JAKARTA, KOMPAS.com - Komisi Pemberantasan Korupsi meyakini bahwa dugaan tindak pidana korupsi yang dilakukan mantan Direktur Utama PT Pelindo II Richard Joost Lino menyebabkan kerugian negara.
Berdasarkan dokumen jawaban atas gugatan praperadilan yang diajukan Lino, KPK mengacu pada rumusan Pasal 2 ayat 1 dan Pasal 3 Undang-undang tentang Tindak Pidana Korupsi.
Isinya menjelaskan bahwa adanya tindak pidana korupsi cukup dengan dipenuhinya unsur-unsur perbuatan yang sudah dirumuskan, bukan dengan timbulnya akibat.
"Dengan demikian, maka timbulnya akibat kerugian keuangan negara tidak perlu nyata terjadi, namun cukup didukung oleh bukti-bukti yang mengarah pada adanya potensi kerugian Negara yang dapat dihitung," demikian kutipan jawaban KPK dalam sidang praperadilan di Pengadilan Negeri Jakarta Selatan, Selasa (19/1/2016).
KPK pun mengutip pendapat sejumlah ahli. Salah satunya pendapat ahli hukum pidana, Romli Atmasasmita.
Romli menyatakan bahwa majelis hakim seharusnya mengartikan unsur ‘dapat merugikan keuangan negara' dalam konteks delik formil.
"Oleh karena itu, kerugian negara secara nyata tidak diperlukan selama didukung oleh bukti-bukti yang mengarah adanya potensi kerugian negara," ucap Romli, sebagaimana dikutip dalam dokumen jawaban KPK.
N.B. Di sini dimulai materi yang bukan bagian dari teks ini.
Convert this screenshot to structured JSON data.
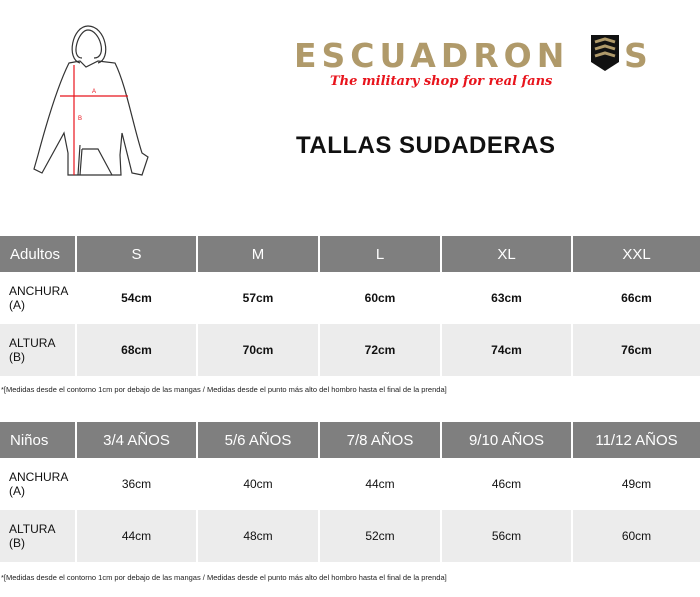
{
  "logo": {
    "brand": "ESCUADRONES",
    "slogan": "The military shop for real fans",
    "brand_color": "#b09a6a",
    "slogan_color": "#e8141c"
  },
  "diagram": {
    "label_a": "A",
    "label_b": "B"
  },
  "title": "TALLAS SUDADERAS",
  "adults": {
    "headers": [
      "Adultos",
      "S",
      "M",
      "L",
      "XL",
      "XXL"
    ],
    "rows": [
      {
        "label": "ANCHURA (A)",
        "values": [
          "54cm",
          "57cm",
          "60cm",
          "63cm",
          "66cm"
        ]
      },
      {
        "label": "ALTURA (B)",
        "values": [
          "68cm",
          "70cm",
          "72cm",
          "74cm",
          "76cm"
        ]
      }
    ],
    "note": "*[Medidas desde el contorno 1cm por debajo de las mangas / Medidas desde el punto más alto del hombro hasta el final de la prenda]"
  },
  "kids": {
    "headers": [
      "Niños",
      "3/4 AÑOS",
      "5/6 AÑOS",
      "7/8 AÑOS",
      "9/10 AÑOS",
      "11/12 AÑOS"
    ],
    "rows": [
      {
        "label": "ANCHURA (A)",
        "values": [
          "36cm",
          "40cm",
          "44cm",
          "46cm",
          "49cm"
        ]
      },
      {
        "label": "ALTURA (B)",
        "values": [
          "44cm",
          "48cm",
          "52cm",
          "56cm",
          "60cm"
        ]
      }
    ],
    "note": "*[Medidas desde el contorno 1cm por debajo de las mangas / Medidas desde el punto más alto del hombro hasta el final de la prenda]"
  }
}
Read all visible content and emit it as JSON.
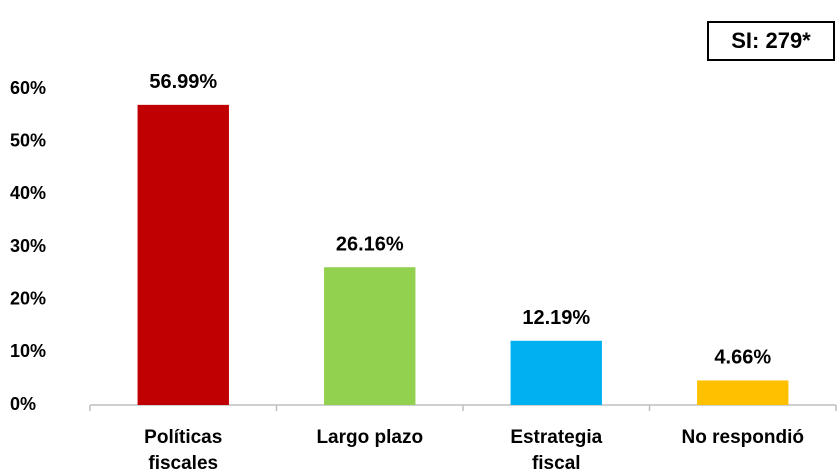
{
  "chart_data": {
    "type": "bar",
    "annotation": "SI: 279*",
    "categories": [
      [
        "Políticas",
        "fiscales"
      ],
      [
        "Largo plazo"
      ],
      [
        "Estrategia",
        "fiscal"
      ],
      [
        "No respondió"
      ]
    ],
    "values": [
      56.99,
      26.16,
      12.19,
      4.66
    ],
    "value_labels": [
      "56.99%",
      "26.16%",
      "12.19%",
      "4.66%"
    ],
    "colors": [
      "#c00000",
      "#92d050",
      "#00b0f0",
      "#ffc000"
    ],
    "ylim": [
      0,
      60
    ],
    "yticks": [
      {
        "value": 0,
        "label": "0%"
      },
      {
        "value": 10,
        "label": "10%"
      },
      {
        "value": 20,
        "label": "20%"
      },
      {
        "value": 30,
        "label": "30%"
      },
      {
        "value": 40,
        "label": "40%"
      },
      {
        "value": 50,
        "label": "50%"
      },
      {
        "value": 60,
        "label": "60%"
      }
    ],
    "grid": false
  }
}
Dengan demikian, KPK menyimpulkan bahwa timbulnya akibat tindak pidana korupsi berupa kerugian keuangan negara tidak harus nyata-nyata telah terjadi.
Namun, ini cukup dibuktikan dengan adanya potensi terjadinya kerugian keuangan negara yang dalam perkara a quo telah terpenuhi pada saat penyelidikan.
Meski begitu, dalam jawaban atas gugatan Lino, KPK tidak menyebutkan jumlah kerugian negara yang ditimbulkan.
Untuk menghitung kerugian negara, KPK tidak hanya berkoordinasi dengan Badan Pemeriksa Keuangan dan Badan Pengawasan Keuangan dan Pembangunan.
KPK juga bisa berkoordinasi dengan instansi lain dan bisa membuktikan sendiri dengan mengundang ahli.
Dalam proses penyelidikan, KPK menemukan potensi kerugian keuangan negara berdasarkan perhitungan ahli teknik dari Institut Teknologi Bandung (ITB).
Ahli tersebut menyatakan bahwa analisis estimasi biaya dengan memperhitungkan peningkatan kapasitas QCC dari 40 ton menjadi 61 ton.
Kemudian, eskalasi biaya akibat dari perbedaan waktu kontrak dari produsen yang sama menunjukkan perbedaan sekurang-kurangnya 3.625.922 dollar AS.